Hive View Relations

The hiveView relation is used for managing Hive tables. Although you cannot write to a Hive view, the relation can still be useful for managing the lifecycle, i.e. for creating, migrating and destroying the Hive view. Flowman can automatically generate the SQL from other mappings.

Example

You can either specify a mapping as the source of the Hive view. Flowman will then create an SQL which is equivalent to the logic contained in the mapping. This only works if all (direct and indirect) sources of the mapping also refer to Hive relations like views or tables. Also note that the process of transforming a data flow into an SQL is non trivial, and therefore not all kinds of operation sequences might be supported.

mappings:
  transaction_latest:
    kind: latest
    ...

relations:
  transaction_latest:
    kind: hiveView
    database: banking
    view: transaction_latest
    mapping: transaction_latest

Embedded SQL

As a possibly convenient alternative to create a Hive view from a mapping, you can of course also directly specify an SQL. Note that in contrast to the SQL mapping, all table identifiers used in the SQL actually refer to Hive tables and not to Flowman mappings. The SQL will be passed as is to Hive, which means that you cannot reference any Flowman mappings in the SQL.

relations:
  transaction_latest:
    kind: hiveView
    database: banking
    view: transaction_latest
    sql: "
      WITH tx AS (
        SELECT
          *,
          row_number() OVER(PARTITION BY transaction_id ORDER BY event_time) AS rank
        FROM transaction
      )
      SELECT
        *
      FROM tx
      WHERE rank = 1
    "

External SQL

You can also specify the name of a external file containing the sql by using the file propery instead as follows:

relations:
  transaction_latest:
    kind: hiveView
    database: banking
    view: transaction_latest
    file: "${project.basedir}/sql/transaction_latest.sql"

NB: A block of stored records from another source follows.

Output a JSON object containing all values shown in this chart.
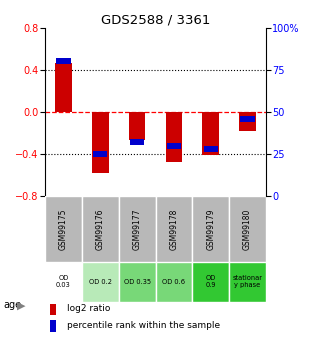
{
  "title": "GDS2588 / 3361",
  "samples": [
    "GSM99175",
    "GSM99176",
    "GSM99177",
    "GSM99178",
    "GSM99179",
    "GSM99180"
  ],
  "log2_bar_heights": [
    0.46,
    -0.58,
    -0.27,
    -0.48,
    -0.41,
    -0.18
  ],
  "pct_ranks": [
    80,
    25,
    32,
    30,
    28,
    46
  ],
  "ylim": [
    -0.8,
    0.8
  ],
  "yticks_left": [
    -0.8,
    -0.4,
    0.0,
    0.4,
    0.8
  ],
  "yticks_right": [
    0,
    25,
    50,
    75,
    100
  ],
  "bar_color_red": "#cc0000",
  "bar_color_blue": "#0000cc",
  "row1_bg": "#b8b8b8",
  "row2_colors": [
    "#ffffff",
    "#b8eab8",
    "#78d878",
    "#78d878",
    "#32c832",
    "#32c832"
  ],
  "age_labels": [
    "OD\n0.03",
    "OD 0.2",
    "OD 0.35",
    "OD 0.6",
    "OD\n0.9",
    "stationar\ny phase"
  ],
  "legend_red": "log2 ratio",
  "legend_blue": "percentile rank within the sample",
  "age_label": "age"
}
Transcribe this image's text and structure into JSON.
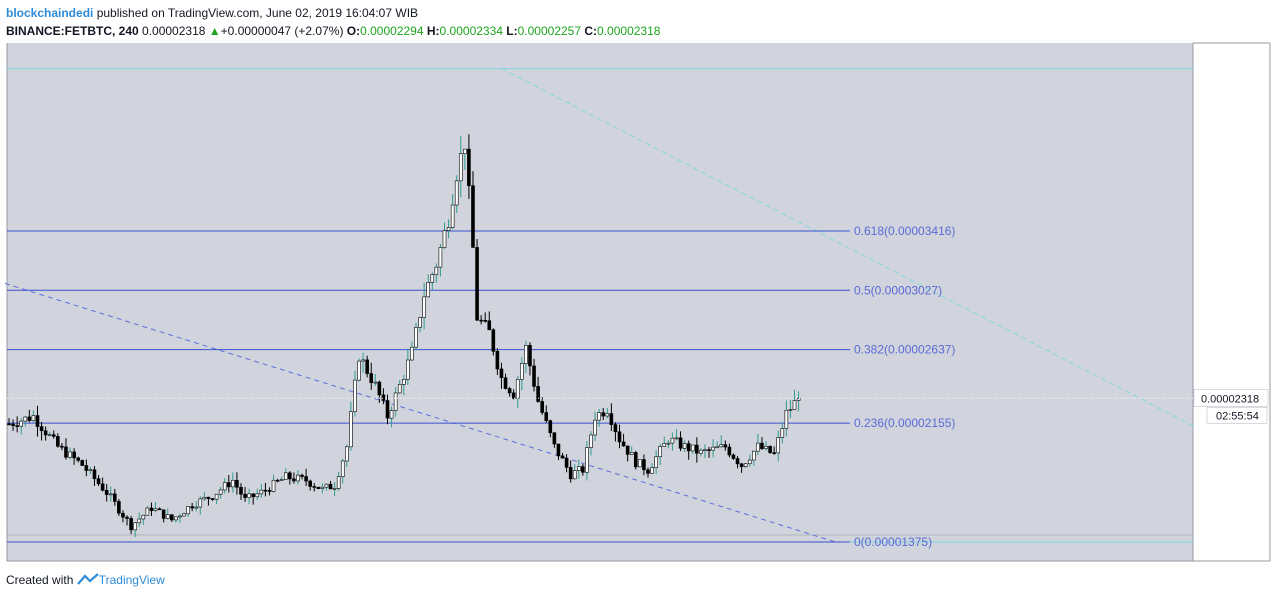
{
  "header": {
    "author": "blockchaindedi",
    "published": "published on TradingView.com, June 02, 2019 16:04:07 WIB",
    "symbol": "BINANCE:FETBTC, 240",
    "last": "0.00002318",
    "change": "+0.00000047 (+2.07%)",
    "o_label": "O:",
    "o_value": "0.00002294",
    "h_label": "H:",
    "h_value": "0.00002334",
    "l_label": "L:",
    "l_value": "0.00002257",
    "c_label": "C:",
    "c_value": "0.00002318"
  },
  "footer": {
    "created": "Created with",
    "brand": "TradingView"
  },
  "colors": {
    "plot_bg": "#d1d4dc",
    "fib_line": "#3a4fd0",
    "fib_text": "#5a6ad8",
    "cyan": "#7fd8e0",
    "candle_up": "#ffffff",
    "candle_down": "#000000",
    "wick_up": "#2e9e8e",
    "wick_down": "#000000",
    "price_tag_bg": "#ffffff"
  },
  "chart_data": {
    "type": "candlestick",
    "yrange": [
      1.25e-05,
      4.65e-05
    ],
    "candle_count": 195,
    "price_tag": {
      "value": "0.00002318",
      "timer": "02:55:54"
    },
    "fib_levels": [
      {
        "label": "0.618(0.00003416)",
        "price": 3.416e-05
      },
      {
        "label": "0.5(0.00003027)",
        "price": 3.027e-05
      },
      {
        "label": "0.382(0.00002637)",
        "price": 2.637e-05
      },
      {
        "label": "0.236(0.00002155)",
        "price": 2.155e-05
      },
      {
        "label": "0(0.00001375)",
        "price": 1.375e-05
      }
    ],
    "top_cyan_level": 4.482e-05,
    "trend_lines": [
      {
        "name": "falling-trendline-blue",
        "style": "dashed",
        "from": {
          "i": -1,
          "p": 3.072e-05
        },
        "to": {
          "i": 203,
          "p": 1.375e-05
        }
      },
      {
        "name": "falling-trendline-cyan",
        "style": "dashed",
        "from": {
          "i": 121,
          "p": 4.482e-05
        },
        "to": {
          "i": 291,
          "p": 2.136e-05
        }
      }
    ],
    "waypoints": [
      [
        0,
        2.15e-05
      ],
      [
        6,
        2.2e-05
      ],
      [
        12,
        2e-05
      ],
      [
        18,
        1.88e-05
      ],
      [
        24,
        1.7e-05
      ],
      [
        30,
        1.48e-05
      ],
      [
        35,
        1.6e-05
      ],
      [
        40,
        1.52e-05
      ],
      [
        45,
        1.62e-05
      ],
      [
        50,
        1.68e-05
      ],
      [
        55,
        1.78e-05
      ],
      [
        58,
        1.65e-05
      ],
      [
        62,
        1.7e-05
      ],
      [
        68,
        1.8e-05
      ],
      [
        73,
        1.78e-05
      ],
      [
        77,
        1.72e-05
      ],
      [
        80,
        1.75e-05
      ],
      [
        83,
        2e-05
      ],
      [
        86,
        2.6e-05
      ],
      [
        90,
        2.4e-05
      ],
      [
        93,
        2.2e-05
      ],
      [
        96,
        2.4e-05
      ],
      [
        99,
        2.62e-05
      ],
      [
        102,
        3e-05
      ],
      [
        105,
        3.2e-05
      ],
      [
        108,
        3.5e-05
      ],
      [
        110,
        3.8e-05
      ],
      [
        112,
        4e-05
      ],
      [
        114,
        3.3e-05
      ],
      [
        115,
        2.85e-05
      ],
      [
        118,
        2.75e-05
      ],
      [
        121,
        2.45e-05
      ],
      [
        124,
        2.35e-05
      ],
      [
        127,
        2.65e-05
      ],
      [
        130,
        2.3e-05
      ],
      [
        134,
        2e-05
      ],
      [
        138,
        1.82e-05
      ],
      [
        141,
        1.85e-05
      ],
      [
        144,
        2.2e-05
      ],
      [
        147,
        2.25e-05
      ],
      [
        150,
        2.05e-05
      ],
      [
        154,
        1.9e-05
      ],
      [
        157,
        1.85e-05
      ],
      [
        162,
        2.05e-05
      ],
      [
        166,
        2e-05
      ],
      [
        170,
        1.96e-05
      ],
      [
        176,
        2e-05
      ],
      [
        180,
        1.88e-05
      ],
      [
        184,
        2e-05
      ],
      [
        188,
        1.95e-05
      ],
      [
        191,
        2.22e-05
      ],
      [
        194,
        2.32e-05
      ]
    ]
  }
}
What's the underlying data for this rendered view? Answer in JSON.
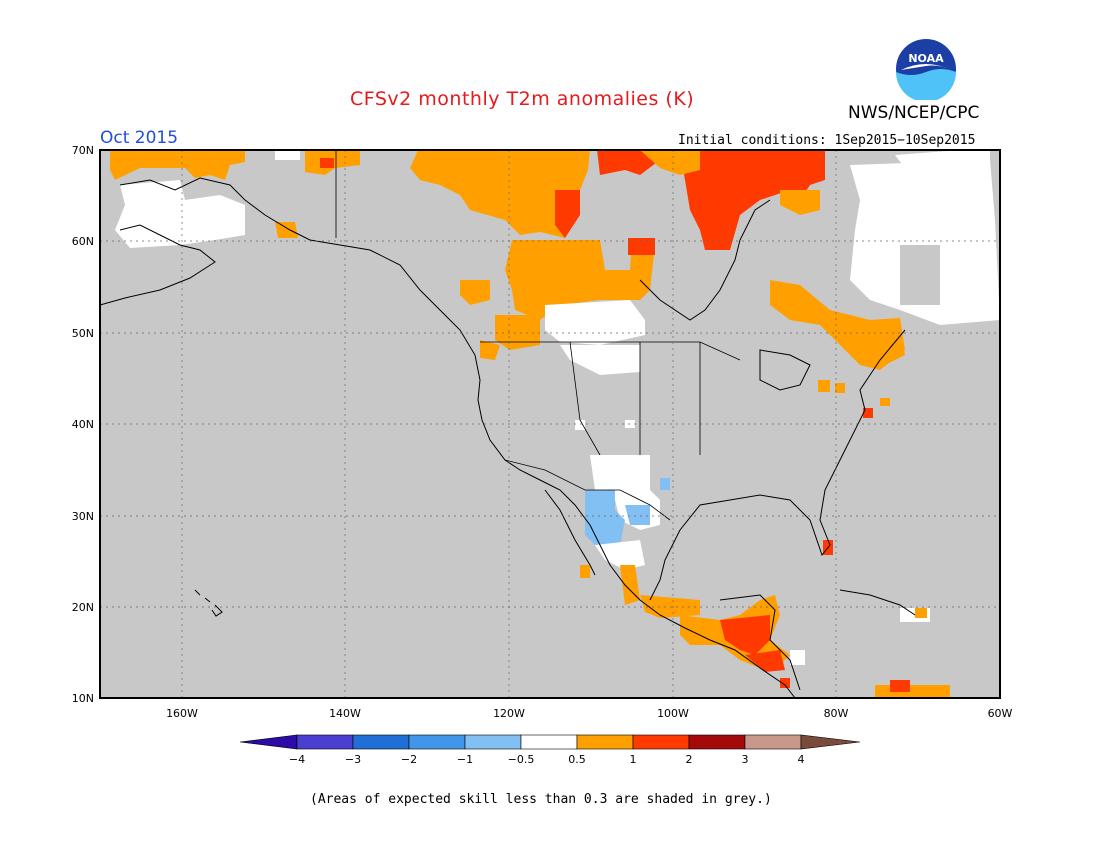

And then the file transaction_latest.sql has to contain the query:

WITH tx AS (
  SELECT
    *,
    row_number() OVER(PARTITION BY transaction_id ORDER BY event_time) AS rank
  FROM transaction
)
SELECT
  *
FROM tx
WHERE rank = 1

Fields

  • kind (mandatory) (string): hiveView
  • description (optional) (string) (default: empty): A description of the relation. This is purely for informational purpose.
  • database (optional) (string) (default: empty): Defines the Hive database where the view is defined. When no database is specified, the table is accessed without any specific qualification, meaning that the default database will be used.
  • view (mandatory) (string) (default: empty): Contains the name of the Hive view.
  • sql (optional) (string) (default: empty): Contains the SQL code of the Hive view. Cannot be used together with mapping or file.
  • file (optional) (string) (default: empty): Contains the name of a file containing SQL code of the Hive view. Cannot be used together with mapping or sql.
  • mapping (optional) (string) (default: empty): Specifies the name of a mapping, which should be translated into SQL and stored in the Hive view. Cannot be used together with sql or file.

Automatic Migrations

Flowman supports automatic migration of Hive views once the view definition changes. Then Flowman will simply recreate the Hive view with the new definition. Flowman also detects if the schema changes, which also requires a recreation of the view to update type information stored in the Hive meta store. If the config variable flowman.default.relation.migrationPolicy is set to STRICT, then the view will also be recreated when the column comments change.

Schema Conversion

The Hive view relation fully supports automatic schema conversion on read operations as described in the corresponding section of relations.

Output Modes

A Hive view cannot be written to at all, therefore no output mode is supported.